I suppose it is more about spending from vaults, rather than locking in. A covenant would impose rules for spending tx.e.g. :Don't spend this output unless it is claimed by a tx which
1) Spends it as a whole in the very first output.
2) This output is P2SH with specified script pattern ( a TLC script with redeem options)
Both normal and theft spends are enforced to lock the funds for a reasonable amount of time, providing opportunity for neutralizing the theft just in case. This is becoming more complex once the redeem (cold) key is susceptible to theft and should be prevented from being able to reclaim funds when the legitimate spends has time locked the funds.

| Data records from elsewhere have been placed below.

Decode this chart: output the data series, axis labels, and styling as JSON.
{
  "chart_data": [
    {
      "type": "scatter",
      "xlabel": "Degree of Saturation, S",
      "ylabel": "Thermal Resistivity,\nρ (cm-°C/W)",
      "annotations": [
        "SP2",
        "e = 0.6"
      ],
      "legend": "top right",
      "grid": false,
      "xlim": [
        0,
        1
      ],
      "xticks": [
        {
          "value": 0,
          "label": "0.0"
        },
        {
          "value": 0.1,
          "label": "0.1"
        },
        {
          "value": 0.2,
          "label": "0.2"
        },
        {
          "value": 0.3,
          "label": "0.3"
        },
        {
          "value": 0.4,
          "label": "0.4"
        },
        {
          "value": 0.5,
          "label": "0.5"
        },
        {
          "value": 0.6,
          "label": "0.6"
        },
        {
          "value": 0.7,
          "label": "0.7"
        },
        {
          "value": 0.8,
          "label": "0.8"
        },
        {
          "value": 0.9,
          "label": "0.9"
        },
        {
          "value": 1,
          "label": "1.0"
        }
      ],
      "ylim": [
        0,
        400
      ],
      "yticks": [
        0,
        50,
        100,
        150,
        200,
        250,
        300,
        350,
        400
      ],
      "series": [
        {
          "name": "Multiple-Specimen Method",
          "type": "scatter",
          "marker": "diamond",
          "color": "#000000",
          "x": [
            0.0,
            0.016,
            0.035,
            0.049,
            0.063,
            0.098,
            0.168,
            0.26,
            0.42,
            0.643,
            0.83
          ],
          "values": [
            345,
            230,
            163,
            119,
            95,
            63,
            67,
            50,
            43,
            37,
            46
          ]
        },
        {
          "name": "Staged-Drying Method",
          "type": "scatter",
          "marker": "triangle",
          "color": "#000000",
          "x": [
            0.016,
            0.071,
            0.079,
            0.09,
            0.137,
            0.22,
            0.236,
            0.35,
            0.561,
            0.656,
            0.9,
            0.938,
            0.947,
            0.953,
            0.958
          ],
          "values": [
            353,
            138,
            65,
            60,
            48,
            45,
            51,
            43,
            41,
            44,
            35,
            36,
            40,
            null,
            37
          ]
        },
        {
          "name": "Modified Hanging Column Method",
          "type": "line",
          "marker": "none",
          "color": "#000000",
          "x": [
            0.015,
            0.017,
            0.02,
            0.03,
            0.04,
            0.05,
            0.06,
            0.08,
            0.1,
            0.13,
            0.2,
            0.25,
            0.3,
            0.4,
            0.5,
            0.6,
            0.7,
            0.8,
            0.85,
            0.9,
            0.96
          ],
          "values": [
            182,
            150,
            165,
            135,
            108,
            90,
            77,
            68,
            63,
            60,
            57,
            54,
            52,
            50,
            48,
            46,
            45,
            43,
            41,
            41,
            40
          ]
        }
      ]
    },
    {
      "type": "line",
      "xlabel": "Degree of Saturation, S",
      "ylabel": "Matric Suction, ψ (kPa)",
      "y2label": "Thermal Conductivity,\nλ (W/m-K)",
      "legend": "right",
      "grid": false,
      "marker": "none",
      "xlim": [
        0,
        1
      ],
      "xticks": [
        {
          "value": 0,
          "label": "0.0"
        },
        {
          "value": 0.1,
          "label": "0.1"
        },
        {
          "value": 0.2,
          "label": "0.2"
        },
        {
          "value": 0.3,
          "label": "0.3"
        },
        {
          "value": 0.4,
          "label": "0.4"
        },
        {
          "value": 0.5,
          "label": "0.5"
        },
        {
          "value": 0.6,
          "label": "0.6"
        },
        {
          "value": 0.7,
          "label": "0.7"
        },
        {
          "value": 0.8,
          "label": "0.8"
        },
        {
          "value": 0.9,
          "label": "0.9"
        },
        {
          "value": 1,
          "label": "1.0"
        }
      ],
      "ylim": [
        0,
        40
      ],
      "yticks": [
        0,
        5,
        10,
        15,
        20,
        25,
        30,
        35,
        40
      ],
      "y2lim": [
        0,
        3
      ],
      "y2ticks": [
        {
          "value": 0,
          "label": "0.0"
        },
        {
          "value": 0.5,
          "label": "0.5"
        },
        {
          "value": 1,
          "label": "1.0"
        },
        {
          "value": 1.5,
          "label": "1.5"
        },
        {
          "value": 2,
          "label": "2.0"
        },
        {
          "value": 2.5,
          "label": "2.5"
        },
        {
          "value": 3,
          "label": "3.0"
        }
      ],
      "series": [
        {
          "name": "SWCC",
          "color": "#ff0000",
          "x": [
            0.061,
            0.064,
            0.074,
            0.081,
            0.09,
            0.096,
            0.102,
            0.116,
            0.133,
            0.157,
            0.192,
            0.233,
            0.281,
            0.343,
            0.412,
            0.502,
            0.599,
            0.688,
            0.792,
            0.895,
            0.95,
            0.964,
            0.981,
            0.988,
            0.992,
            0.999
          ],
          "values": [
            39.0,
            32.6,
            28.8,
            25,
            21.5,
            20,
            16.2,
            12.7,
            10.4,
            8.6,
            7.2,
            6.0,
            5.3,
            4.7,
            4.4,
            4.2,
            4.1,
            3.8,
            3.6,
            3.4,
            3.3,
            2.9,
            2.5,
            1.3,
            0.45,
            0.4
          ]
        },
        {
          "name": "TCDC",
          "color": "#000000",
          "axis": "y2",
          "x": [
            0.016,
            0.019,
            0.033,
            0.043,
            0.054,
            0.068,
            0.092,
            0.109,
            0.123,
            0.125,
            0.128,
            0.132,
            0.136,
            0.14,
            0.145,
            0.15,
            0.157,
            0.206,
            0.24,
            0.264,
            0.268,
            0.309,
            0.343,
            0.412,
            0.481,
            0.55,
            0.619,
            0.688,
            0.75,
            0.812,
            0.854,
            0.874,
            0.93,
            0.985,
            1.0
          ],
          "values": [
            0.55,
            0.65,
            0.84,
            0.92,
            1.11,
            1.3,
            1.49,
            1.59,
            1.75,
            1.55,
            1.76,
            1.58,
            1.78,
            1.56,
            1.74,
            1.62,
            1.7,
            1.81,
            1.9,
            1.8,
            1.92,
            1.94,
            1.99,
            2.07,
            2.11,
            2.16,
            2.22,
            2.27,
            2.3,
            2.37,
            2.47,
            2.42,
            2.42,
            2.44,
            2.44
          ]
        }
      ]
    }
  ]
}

It is done by requiring the redeem path to comply with a similar pattern with modifications
e.g. this (redeem) tx fails unless a specific txid is published at least n blocks earlier. This way a cold key only theft won't be able to take advantage because s/he has not access to the specific txid which is generated before and is kept as a 3rd secret, add whatever complexity you wish to.
------- Original Message -------
On Sunday, July 24th, 2022 at 10:52 PM, Bram Cohen via bitcoin-dev <bitcoin-dev@lists.linuxfoundation.org> wrote:
Indeed this range has grown wild. Without aiming to be exhaustive (I'm certainly missing some interesting proposals lost in the abyss of
bitcointalk.org), we can mention the following use-cases: multi-party stateful contracts [11], congestion trees [12], payment pools [13], "eltoo" layered commitments [14], programmable vaults [15], multi-events contracts [16], blockchain-as-oracle bets [17], spacechains [18], trustless collateral lending [19], ...
The big question you missed is whether capabilities are in scope for a covenants proposal. In particular, vaults work a lot better when payments to them are immediately locked up in the vault rather than it having to do a step to accept them first.